FRANKFURT (Reuters) – Swedish activist investor Cevian Capital is not pushing reinsurer Munich Re (MUVGn.DE) to sell its ERGO (ERGG.DE) insurance business, Cevian founding partner Lars Forberg said in a newspaper interview.
“It’s good that I can make it clear: a split-off of ERGO is currently not an issue. We are not talking about it,” Forberg told German financial daily Handelsblatt in an interview published on Monday.
Cevian said in December last year it had bought a stake of nearly 3 percent in the world’s biggest reinsurer and has since said it is in constructive dialogue with Munich Re’s management.

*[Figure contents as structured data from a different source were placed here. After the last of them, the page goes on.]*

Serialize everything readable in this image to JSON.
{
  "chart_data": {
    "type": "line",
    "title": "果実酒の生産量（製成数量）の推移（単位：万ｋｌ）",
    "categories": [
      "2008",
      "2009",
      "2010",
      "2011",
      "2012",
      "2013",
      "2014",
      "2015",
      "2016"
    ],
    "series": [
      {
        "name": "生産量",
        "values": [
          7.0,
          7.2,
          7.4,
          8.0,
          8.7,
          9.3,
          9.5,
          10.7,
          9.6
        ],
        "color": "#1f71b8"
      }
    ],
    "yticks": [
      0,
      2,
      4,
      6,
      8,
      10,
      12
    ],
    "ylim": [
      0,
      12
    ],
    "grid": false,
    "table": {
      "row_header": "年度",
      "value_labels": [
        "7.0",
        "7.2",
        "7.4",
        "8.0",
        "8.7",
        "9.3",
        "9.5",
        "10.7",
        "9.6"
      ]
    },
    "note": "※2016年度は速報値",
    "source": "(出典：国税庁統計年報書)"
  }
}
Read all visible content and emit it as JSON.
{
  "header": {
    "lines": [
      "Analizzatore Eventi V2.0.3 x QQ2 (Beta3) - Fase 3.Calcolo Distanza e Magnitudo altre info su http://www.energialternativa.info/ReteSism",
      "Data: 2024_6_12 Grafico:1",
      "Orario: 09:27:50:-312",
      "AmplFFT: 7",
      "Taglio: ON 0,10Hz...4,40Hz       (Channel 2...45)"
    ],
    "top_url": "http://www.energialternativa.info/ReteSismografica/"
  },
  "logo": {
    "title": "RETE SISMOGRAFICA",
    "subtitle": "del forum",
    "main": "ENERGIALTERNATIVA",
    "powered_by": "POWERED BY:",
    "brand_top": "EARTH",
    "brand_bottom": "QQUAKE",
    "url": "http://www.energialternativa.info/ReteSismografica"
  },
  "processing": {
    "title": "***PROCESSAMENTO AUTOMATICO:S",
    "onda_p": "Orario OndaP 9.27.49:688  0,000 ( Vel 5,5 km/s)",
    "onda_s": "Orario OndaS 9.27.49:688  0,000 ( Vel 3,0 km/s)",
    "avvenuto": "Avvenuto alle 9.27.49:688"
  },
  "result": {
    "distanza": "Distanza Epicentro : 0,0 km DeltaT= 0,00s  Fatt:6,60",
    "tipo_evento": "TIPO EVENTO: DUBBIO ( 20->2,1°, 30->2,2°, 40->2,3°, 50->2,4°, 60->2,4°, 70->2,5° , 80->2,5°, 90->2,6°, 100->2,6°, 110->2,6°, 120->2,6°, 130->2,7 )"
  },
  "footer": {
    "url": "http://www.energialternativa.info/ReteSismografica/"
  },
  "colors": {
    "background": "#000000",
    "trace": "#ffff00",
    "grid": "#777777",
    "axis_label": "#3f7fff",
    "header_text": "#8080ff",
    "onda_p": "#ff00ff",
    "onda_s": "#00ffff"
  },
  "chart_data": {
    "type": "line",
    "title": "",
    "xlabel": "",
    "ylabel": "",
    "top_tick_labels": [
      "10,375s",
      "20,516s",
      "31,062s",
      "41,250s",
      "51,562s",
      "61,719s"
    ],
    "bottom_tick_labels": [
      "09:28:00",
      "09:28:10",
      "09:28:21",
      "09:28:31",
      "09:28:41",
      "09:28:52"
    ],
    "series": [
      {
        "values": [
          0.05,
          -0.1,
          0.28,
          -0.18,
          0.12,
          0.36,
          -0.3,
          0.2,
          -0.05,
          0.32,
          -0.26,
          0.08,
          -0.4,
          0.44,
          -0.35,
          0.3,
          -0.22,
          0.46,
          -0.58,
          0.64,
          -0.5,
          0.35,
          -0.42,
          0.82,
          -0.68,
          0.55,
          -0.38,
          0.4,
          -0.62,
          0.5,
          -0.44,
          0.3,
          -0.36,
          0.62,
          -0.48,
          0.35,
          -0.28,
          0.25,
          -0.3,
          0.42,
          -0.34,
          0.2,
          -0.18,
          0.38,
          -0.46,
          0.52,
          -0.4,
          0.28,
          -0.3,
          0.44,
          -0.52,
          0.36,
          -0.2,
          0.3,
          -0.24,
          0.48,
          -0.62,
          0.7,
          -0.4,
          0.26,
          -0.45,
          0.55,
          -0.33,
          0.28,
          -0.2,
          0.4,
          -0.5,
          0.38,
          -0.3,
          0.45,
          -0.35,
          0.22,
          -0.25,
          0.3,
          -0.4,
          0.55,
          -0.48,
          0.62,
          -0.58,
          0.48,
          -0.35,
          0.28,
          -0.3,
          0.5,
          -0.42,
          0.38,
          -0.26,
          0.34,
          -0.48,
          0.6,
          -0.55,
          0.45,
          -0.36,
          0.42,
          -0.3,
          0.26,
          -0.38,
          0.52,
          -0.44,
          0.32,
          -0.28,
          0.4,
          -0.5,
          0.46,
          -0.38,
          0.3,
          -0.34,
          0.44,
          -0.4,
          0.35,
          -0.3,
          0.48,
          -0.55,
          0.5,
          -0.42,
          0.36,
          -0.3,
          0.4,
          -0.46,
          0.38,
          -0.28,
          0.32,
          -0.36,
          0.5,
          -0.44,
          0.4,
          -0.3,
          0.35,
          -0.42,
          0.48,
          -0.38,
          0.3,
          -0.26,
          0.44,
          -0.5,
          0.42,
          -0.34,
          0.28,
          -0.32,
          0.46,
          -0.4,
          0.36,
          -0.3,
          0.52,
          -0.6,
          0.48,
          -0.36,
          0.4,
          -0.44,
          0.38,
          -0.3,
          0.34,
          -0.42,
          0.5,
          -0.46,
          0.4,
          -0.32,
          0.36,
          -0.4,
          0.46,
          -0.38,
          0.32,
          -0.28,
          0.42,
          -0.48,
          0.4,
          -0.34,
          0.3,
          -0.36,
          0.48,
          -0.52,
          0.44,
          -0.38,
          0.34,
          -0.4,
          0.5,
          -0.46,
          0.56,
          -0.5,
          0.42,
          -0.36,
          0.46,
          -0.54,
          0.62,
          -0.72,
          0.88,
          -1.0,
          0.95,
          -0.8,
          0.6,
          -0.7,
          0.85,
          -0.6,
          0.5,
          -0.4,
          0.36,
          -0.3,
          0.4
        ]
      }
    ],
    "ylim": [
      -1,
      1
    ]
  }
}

“Munich Re is relatively strongly capitalised. One could use this position for add-on acquisitions if there were opportunities in the primary insurance market, which in this market environment is quite likely,” Forberg told the paper.
Prices for stock-exchange listed insurers had fallen but this was not the case for unlisted insurers, Forberg said.
“Still, there will be opportunities, whether we are talking about single portfolios or whole insurers,” he said.
Forberg said he agreed with Munich Re’s strategy of reducing capacity in less profitable areas of business and supported its stable long term-oriented dividend policy.
He declined to comment on whether Cevian would raise its stake in the reinsurer.